Registered: Nov 2000

posted 06-05-2013 08:47 PM     Click Here to See the Profile for chet   Click Here to Email chet     Edit/Delete Message   Reply w/Quote
quote:
Originally posted by Greggy_D:
Don't like eBay's or PayPal's way of doing business (or fees)? Then go elsewhere.

Any cursory examination would make clear that eBay is virtually unchallenged insofar as their online business model; their position is comparable to Microsoft's before Apple staged a huge comeback and challenged Microsoft's position in the marketplace. eBay currently has no such rival, so where exactly should any disenchanted individual go?

Robert Pearlman
Editor

Posts: 30906
From: Houston, TX
Registered: Nov 1999

posted 06-05-2013 09:04 PM     Click Here to See the Profile for Robert Pearlman   Click Here to Email Robert Pearlman     Edit/Delete Message   Reply w/Quote
Microsoft's legal troubles began when it used it position in the market to undercut competition. eBay isn't doing that: companies are free to operate competing services, as Yahoo!, Amazon and others have in the past. The market bolstered eBay and resulted in its competitors failing.

PayPal has competition. Google Wallet and Amazon Payments are both active (all Kickstarter transactions, for example, are handled by Amazon).

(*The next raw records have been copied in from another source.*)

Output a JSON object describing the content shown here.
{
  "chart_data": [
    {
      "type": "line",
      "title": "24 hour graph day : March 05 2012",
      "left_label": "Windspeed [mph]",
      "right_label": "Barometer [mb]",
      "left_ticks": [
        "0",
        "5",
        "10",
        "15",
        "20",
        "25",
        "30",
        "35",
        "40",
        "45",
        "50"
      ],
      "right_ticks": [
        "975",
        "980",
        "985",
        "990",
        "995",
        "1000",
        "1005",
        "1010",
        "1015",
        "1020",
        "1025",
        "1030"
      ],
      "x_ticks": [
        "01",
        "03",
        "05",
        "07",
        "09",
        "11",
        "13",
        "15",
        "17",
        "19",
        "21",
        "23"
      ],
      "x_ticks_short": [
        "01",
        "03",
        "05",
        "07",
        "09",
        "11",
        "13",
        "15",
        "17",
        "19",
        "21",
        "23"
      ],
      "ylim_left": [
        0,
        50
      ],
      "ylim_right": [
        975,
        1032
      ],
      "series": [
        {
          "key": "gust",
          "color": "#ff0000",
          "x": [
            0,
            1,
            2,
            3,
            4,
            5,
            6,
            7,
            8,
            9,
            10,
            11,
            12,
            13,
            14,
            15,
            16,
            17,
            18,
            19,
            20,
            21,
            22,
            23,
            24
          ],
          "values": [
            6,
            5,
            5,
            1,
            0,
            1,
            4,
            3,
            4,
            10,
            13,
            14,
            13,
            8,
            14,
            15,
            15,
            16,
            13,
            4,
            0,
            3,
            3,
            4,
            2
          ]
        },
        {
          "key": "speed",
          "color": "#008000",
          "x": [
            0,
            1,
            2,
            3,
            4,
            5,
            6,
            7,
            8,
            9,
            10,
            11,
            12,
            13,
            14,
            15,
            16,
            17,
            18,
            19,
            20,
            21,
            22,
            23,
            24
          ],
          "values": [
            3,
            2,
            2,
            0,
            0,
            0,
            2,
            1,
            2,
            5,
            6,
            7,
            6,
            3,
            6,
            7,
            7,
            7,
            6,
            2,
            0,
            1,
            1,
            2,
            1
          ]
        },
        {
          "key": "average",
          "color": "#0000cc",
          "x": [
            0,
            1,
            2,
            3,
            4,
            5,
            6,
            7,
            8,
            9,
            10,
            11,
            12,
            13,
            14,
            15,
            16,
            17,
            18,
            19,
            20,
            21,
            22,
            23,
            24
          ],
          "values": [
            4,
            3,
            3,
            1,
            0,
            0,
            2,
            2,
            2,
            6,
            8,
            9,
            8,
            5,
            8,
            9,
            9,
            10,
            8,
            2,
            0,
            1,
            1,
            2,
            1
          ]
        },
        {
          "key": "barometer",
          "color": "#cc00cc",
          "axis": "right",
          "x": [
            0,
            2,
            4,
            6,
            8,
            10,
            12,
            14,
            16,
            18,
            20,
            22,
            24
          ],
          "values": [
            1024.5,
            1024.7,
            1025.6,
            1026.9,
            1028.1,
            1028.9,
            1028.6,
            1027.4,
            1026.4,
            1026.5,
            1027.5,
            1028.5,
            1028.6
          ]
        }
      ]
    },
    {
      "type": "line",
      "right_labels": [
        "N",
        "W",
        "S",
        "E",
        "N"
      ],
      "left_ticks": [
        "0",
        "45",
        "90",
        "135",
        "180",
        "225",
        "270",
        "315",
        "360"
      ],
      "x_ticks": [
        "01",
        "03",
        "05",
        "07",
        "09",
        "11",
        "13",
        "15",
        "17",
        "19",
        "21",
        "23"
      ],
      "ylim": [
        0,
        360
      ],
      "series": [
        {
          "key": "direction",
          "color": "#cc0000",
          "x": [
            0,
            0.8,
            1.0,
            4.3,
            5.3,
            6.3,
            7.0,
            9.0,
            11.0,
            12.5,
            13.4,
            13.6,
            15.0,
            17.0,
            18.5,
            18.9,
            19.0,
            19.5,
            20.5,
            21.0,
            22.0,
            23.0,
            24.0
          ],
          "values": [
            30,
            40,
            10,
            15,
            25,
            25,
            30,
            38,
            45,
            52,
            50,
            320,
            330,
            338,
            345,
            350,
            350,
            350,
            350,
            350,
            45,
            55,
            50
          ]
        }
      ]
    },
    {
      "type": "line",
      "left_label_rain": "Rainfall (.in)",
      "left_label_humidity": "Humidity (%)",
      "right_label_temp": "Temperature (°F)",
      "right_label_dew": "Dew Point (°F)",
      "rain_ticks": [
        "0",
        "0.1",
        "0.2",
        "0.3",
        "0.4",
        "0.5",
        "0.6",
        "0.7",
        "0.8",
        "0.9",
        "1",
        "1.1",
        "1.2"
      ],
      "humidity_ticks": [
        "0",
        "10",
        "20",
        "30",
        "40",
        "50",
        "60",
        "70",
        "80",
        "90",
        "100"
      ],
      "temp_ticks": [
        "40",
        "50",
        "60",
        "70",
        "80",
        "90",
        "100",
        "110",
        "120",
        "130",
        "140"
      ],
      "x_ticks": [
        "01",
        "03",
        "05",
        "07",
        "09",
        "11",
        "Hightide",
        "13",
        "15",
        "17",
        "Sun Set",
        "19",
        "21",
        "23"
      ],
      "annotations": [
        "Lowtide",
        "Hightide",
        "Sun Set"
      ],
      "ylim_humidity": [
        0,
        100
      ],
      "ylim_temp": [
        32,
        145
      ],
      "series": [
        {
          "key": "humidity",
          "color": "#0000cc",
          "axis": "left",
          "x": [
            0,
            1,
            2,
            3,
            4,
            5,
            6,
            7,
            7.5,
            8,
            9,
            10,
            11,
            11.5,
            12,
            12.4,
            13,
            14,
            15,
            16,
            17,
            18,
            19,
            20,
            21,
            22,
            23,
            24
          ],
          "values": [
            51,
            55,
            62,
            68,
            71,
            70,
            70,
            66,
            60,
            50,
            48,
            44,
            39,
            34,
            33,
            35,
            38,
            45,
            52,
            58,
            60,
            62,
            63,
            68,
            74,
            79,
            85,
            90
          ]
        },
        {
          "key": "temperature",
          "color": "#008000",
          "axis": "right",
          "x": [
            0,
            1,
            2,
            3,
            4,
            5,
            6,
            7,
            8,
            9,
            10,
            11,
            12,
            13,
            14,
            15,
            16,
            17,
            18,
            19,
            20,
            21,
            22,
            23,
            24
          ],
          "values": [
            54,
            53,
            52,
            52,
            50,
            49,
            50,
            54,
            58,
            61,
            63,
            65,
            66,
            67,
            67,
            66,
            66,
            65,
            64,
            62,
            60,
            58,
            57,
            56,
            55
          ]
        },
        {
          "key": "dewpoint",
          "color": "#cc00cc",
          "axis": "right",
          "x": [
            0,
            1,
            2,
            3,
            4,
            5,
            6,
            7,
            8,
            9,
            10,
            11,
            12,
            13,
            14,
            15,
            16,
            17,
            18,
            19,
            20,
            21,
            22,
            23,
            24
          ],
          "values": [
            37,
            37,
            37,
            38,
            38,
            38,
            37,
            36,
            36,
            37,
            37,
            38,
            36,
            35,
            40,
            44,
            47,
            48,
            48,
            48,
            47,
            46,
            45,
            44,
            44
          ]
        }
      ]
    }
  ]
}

eBay has competition, too. Craigslist competes with eBay's Buy-It-Now model. Etsy and Amazon Store services are competitors. Traditional auction houses compete for the higher end collectibles.

chet
Member

Posts: 1417
From: Beverly Hills, Calif.
Registered: Nov 2000

posted 06-05-2013 09:37 PM     Click Here to See the Profile for chet   Click Here to Email chet     Edit/Delete Message   Reply w/Quote
As far as I know there is no requirement any enterprise must be using its position to discourage or unfairly undercut competition to come under anti-trust scrutiny. eBay, by virtue of its market share and name recognition, is a de-facto monopoly, and is thus subject to anti-trust statutes.

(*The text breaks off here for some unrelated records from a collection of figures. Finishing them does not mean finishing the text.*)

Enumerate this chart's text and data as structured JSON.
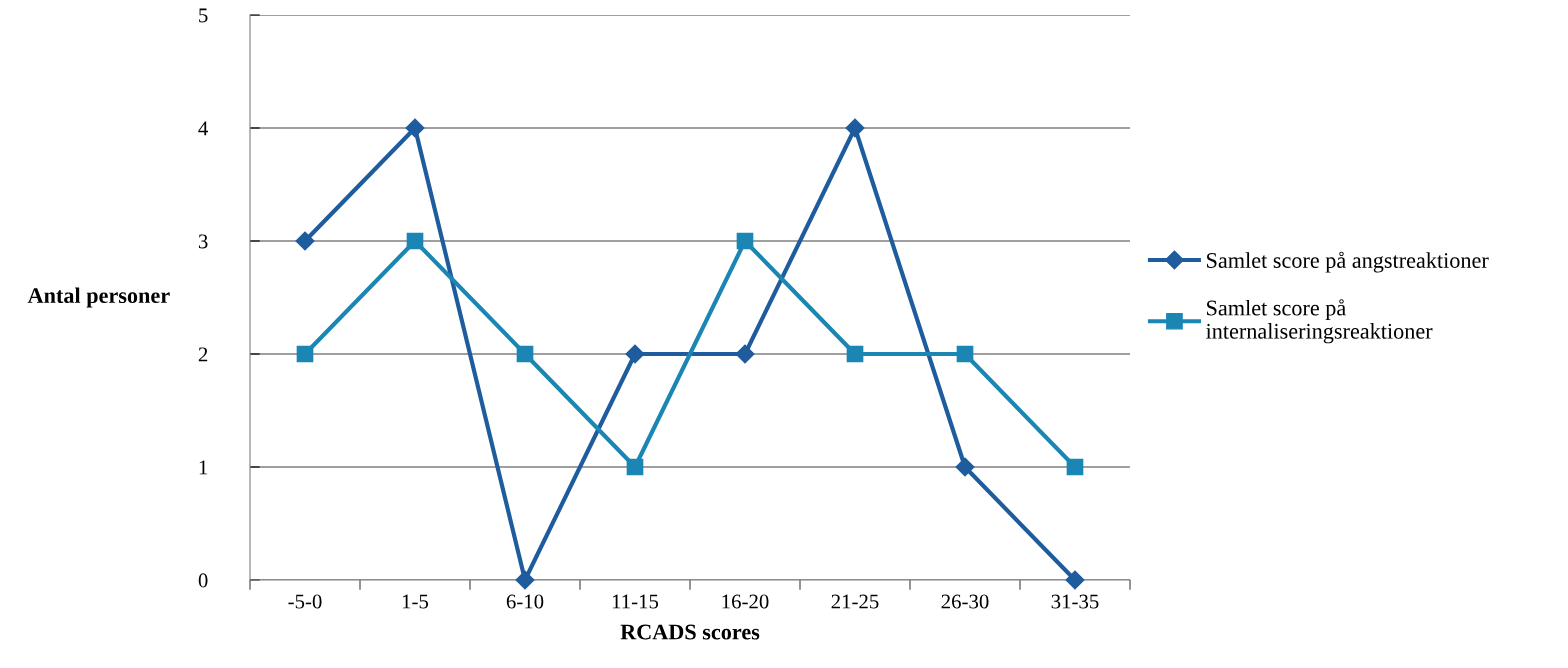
{
  "chart_data": {
    "type": "line",
    "xlabel": "RCADS scores",
    "ylabel": "Antal personer",
    "categories": [
      "-5-0",
      "1-5",
      "6-10",
      "11-15",
      "16-20",
      "21-25",
      "26-30",
      "31-35"
    ],
    "series": [
      {
        "name": "Samlet score på angstreaktioner",
        "color": "#1f5c9e",
        "values": [
          3,
          4,
          0,
          2,
          2,
          4,
          1,
          0
        ],
        "marker": "diamond"
      },
      {
        "name": "Samlet score på internaliseringsreaktioner",
        "color": "#1b86b4",
        "values": [
          2,
          3,
          2,
          1,
          3,
          2,
          2,
          1
        ],
        "marker": "square"
      }
    ],
    "ylim": [
      0,
      5
    ],
    "yticks": [
      0,
      1,
      2,
      3,
      4,
      5
    ],
    "grid": "y",
    "legend": "right",
    "line_style": "solid"
  }
}
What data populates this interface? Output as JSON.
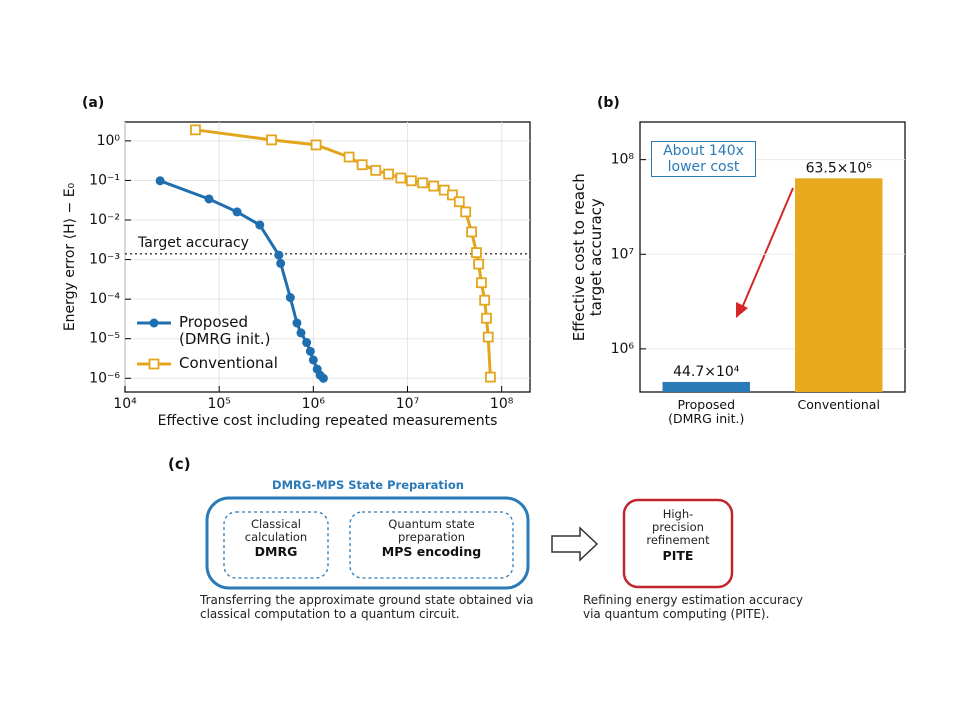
{
  "chart_data": [
    {
      "type": "line",
      "title": "(a)",
      "xlabel": "Effective cost including repeated measurements",
      "ylabel": "Energy error ⟨H⟩ − E₀",
      "xscale": "log",
      "yscale": "log",
      "xlim": [
        10000,
        200000000
      ],
      "ylim": [
        4.5e-07,
        3
      ],
      "xticks": [
        {
          "value": 10000,
          "label": "10⁴"
        },
        {
          "value": 100000,
          "label": "10⁵"
        },
        {
          "value": 1000000,
          "label": "10⁶"
        },
        {
          "value": 10000000,
          "label": "10⁷"
        },
        {
          "value": 100000000,
          "label": "10⁸"
        }
      ],
      "yticks": [
        {
          "value": 1e-06,
          "label": "10⁻⁶"
        },
        {
          "value": 1e-05,
          "label": "10⁻⁵"
        },
        {
          "value": 0.0001,
          "label": "10⁻⁴"
        },
        {
          "value": 0.001,
          "label": "10⁻³"
        },
        {
          "value": 0.01,
          "label": "10⁻²"
        },
        {
          "value": 0.1,
          "label": "10⁻¹"
        },
        {
          "value": 1,
          "label": "10⁰"
        }
      ],
      "grid": true,
      "legend": "lower left",
      "annotation": {
        "text": "Target accuracy",
        "y": 0.0014
      },
      "series": [
        {
          "name": "Proposed\n(DMRG init.)",
          "color": "#1f6fb0",
          "marker": "circle",
          "x": [
            23600,
            78000,
            155000,
            270000,
            430000,
            450000,
            570000,
            670000,
            740000,
            850000,
            930000,
            1000000,
            1100000,
            1180000,
            1280000
          ],
          "values": [
            0.098,
            0.034,
            0.016,
            0.0075,
            0.0013,
            0.0008,
            0.00011,
            2.5e-05,
            1.4e-05,
            8e-06,
            4.8e-06,
            2.9e-06,
            1.7e-06,
            1.2e-06,
            1e-06
          ]
        },
        {
          "name": "Conventional",
          "color": "#e3a51c",
          "marker": "square",
          "x": [
            56000,
            360000,
            1070000,
            2400000,
            3300000,
            4600000,
            6300000,
            8500000,
            11000000,
            14500000,
            19000000,
            24600000,
            30000000,
            35500000,
            41500000,
            48000000,
            54000000,
            57000000,
            61000000,
            66000000,
            69000000,
            72000000,
            76000000
          ],
          "values": [
            1.9,
            1.06,
            0.79,
            0.39,
            0.25,
            0.18,
            0.145,
            0.115,
            0.098,
            0.087,
            0.072,
            0.057,
            0.043,
            0.029,
            0.016,
            0.005,
            0.0015,
            0.00077,
            0.00026,
            9.4e-05,
            3.3e-05,
            1.1e-05,
            1.07e-06
          ]
        }
      ]
    },
    {
      "type": "bar",
      "title": "(b)",
      "ylabel": "Effective cost to reach\ntarget accuracy",
      "yscale": "log",
      "ylim": [
        350000,
        250000000
      ],
      "yticks": [
        {
          "value": 1000000,
          "label": "10⁶"
        },
        {
          "value": 10000000,
          "label": "10⁷"
        },
        {
          "value": 100000000,
          "label": "10⁸"
        }
      ],
      "grid": true,
      "categories": [
        "Proposed\n(DMRG init.)",
        "Conventional"
      ],
      "values": [
        447000,
        63500000
      ],
      "value_labels": [
        "44.7×10⁴",
        "63.5×10⁶"
      ],
      "colors": [
        "#2a7ab8",
        "#e8a91e"
      ],
      "annotation": "About 140x\nlower cost"
    }
  ],
  "diagram": {
    "title": "(c)",
    "group_title": "DMRG-MPS State Preparation",
    "nodes": [
      {
        "label": "Classical\ncalculation",
        "name": "DMRG"
      },
      {
        "label": "Quantum state\npreparation",
        "name": "MPS encoding"
      },
      {
        "label": "High-\nprecision\nrefinement",
        "name": "PITE"
      }
    ],
    "captions": [
      "Transferring the approximate ground state obtained via\nclassical computation to a quantum circuit.",
      "Refining energy estimation accuracy\nvia quantum computing (PITE)."
    ]
  }
}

eBay is notoriously and maddeningly unresponsive to legitimate customer complaints, mainly, it seems, because they can be (because of the de-facto monopoly they enjoy). I understand that may not be a reason for triggering an investigation, but it's a symptom of the disease affecting eBay; a bit of a comeuppance for them would, to my mind, be a very good thing for consumers and the many thousands (if not already millions) who now depend on eBay for their livelihoods.